Saturday Morning, 6:00 A.M. I wake and prepare for the trip home. The
shuttle driver shows up drunk and has to kick the van doors open to let us
in. He spills most of his coffee on his lap during the trip there and tells
stories that don't make sense. While checking in, I'm next to an English
gentleman who is yelling at the clerk because his ticket never specified
that his plane leaves at 8:00 P.M., not A.M. like he believed. I headed to
Mc Donald's for breakfast, spending five minutes yelling at the cashier I
wanted a sausage and egg mcmuffin, only to have her stare at me blankly and
murmur "soosamamoosa?" Finally, I pointed to the picture and her eyes lit
up with joyful recognition as she exclaimed "Oh! You wanna Mc
soosamamoosa!"
Saturday Morning, 8:40 A.M. My plane departs. I'm sitting next to a nice,
elderly Puerto Rican gentleman who looks out the window every five minutes
and gives me a play-by-play of the scenery. In front of me is a family of
six, with three of the kids under the age of five. The middle child stands
up every half and hour or so to stare at me while she picks her nose and
eats it (Honestly, it probably tasted no worse than the in-flight snack they
served us). The younger ones cry the entire flight, fighting over who sits
on mommy's lap. With runway delays and headwinds, the trip only lasts a
mere four hours and thirty two minutes.
I arrive at the airpot parking lot just a little before noon. I had already made arrangements two drive two hours north to Santa Barbara in order to celebrate my mom's birthday at my Sister's. We met up at the California Pizza Kitchen, a family tradition, and I partook of something there that gave me some of the most horrible gas ever. It wouldn't have been such a problem normally, but I had agreed to go furniture shopping with the family and was trapped in the store. I frantically shuffled from one side of the store to the other, depositing little bundles of joy and then dispersing before I was named as the culprit.
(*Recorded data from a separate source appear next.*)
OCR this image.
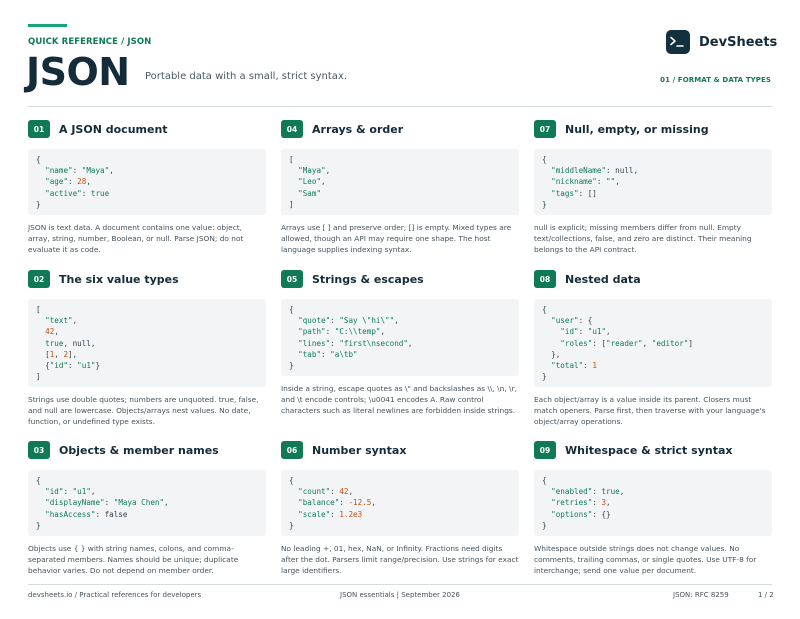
QUICK REFERENCE / JSON
JSON Portable data with a small, strict syntax.
DevSheets
01 / FORMAT & DATA TYPES
01	A JSON document
{
"name": "Maya",
"age": 28,
"active": true
}
JSON is text data. A document contains one value: object, array, string, number, Boolean, or null. Parse JSON; do not evaluate it as code.
04	Arrays & order
[
"Maya",
"Leo",
"Sam"
]
Arrays use [ ] and preserve order; [] is empty. Mixed types are allowed, though an API may require one shape. The host language supplies indexing syntax.
07	Null, empty, or missing
{
"middleName": null,
"nickname": "",
"tags": []
}
null is explicit; missing members differ from null. Empty text/collections, false, and zero are distinct. Their meaning belongs to the API contract.
02	The six value types
[
"text",
42,
true, null,
[1, 2],
{"id": "u1"}
]
Strings use double quotes; numbers are unquoted. true, false, and null are lowercase. Objects/arrays nest values. No date, function, or undefined type exists.
05	Strings & escapes
{
"quote": "Say \"hi\"",
"path": "C:\\temp",
"lines": "first\nsecond",
"tab": "a\tb"
}
Inside a string, escape quotes as \" and backslashes as \\, \n, \r, and \t encode controls; \u0041 encodes A. Raw control characters such as literal newlines are forbidden inside strings.
08	Nested data
{
"user": {
"id": "u1",
"roles": ["reader", "editor"]
},
"total": 1
}
Each object/array is a value inside its parent. Closers must match openers. Parse first, then traverse with your language's object/array operations.
03	Objects & member names
{
"id": "u1",
"displayName": "Maya Chen",
"hasAccess": false
}
Objects use { } with string names, colons, and comma-separated members. Names should be unique; duplicate behavior varies. Do not depend on member order.
06	Number syntax
{
"count": 42,
"balance": -12.5,
"scale": 1.2e3
}
No leading +, 01, hex, NaN, or Infinity. Fractions need digits after the dot. Parsers limit range/precision. Use strings for exact large identifiers.
09	Whitespace & strict syntax
{
"enabled": true,
"retries": 3,
"options": {}
}
Whitespace outside strings does not change values. No comments, trailing commas, or single quotes. Use UTF-8 for interchange; send one value per document.
devsheets.io / Practical references for developers	JSON essentials | September 2026	JSON: RFC 8259	1 / 2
As the store attracted more customers, I was forced to get creative and find ways to position myself against furniture and blow ass into the drawers, hoping to mask the bulk of my foul aroma. I would open a large dresser or cabinet, then turn my back against the unit and pretend I was examining the inside of the unit's doors. After breaking wind, I'd slam the doors shut and sulk away, making sure no one saw me. It appeared to be working, until I was ambushed by a couple who snuck up on me as I was "examining" an Entertainment Center. I walked past them as they opened the cabinet doors and let out a gasp, followed by a "Jesus Christ, did someone die in this thing?" Yes, someone did.
I thought that my 48 hours of hell was quite possibly the worst trip ever. I held that belief for almost three days, until I woke up in a Seattle hotel room that following Tuesday morning and turned on the news to find that some nut jobs had hijacked several planes and flown them into the World Trade Center Buildings and the Pentagon.
It's funny how what should have been one of my worst trips ever is what I now call one of my best.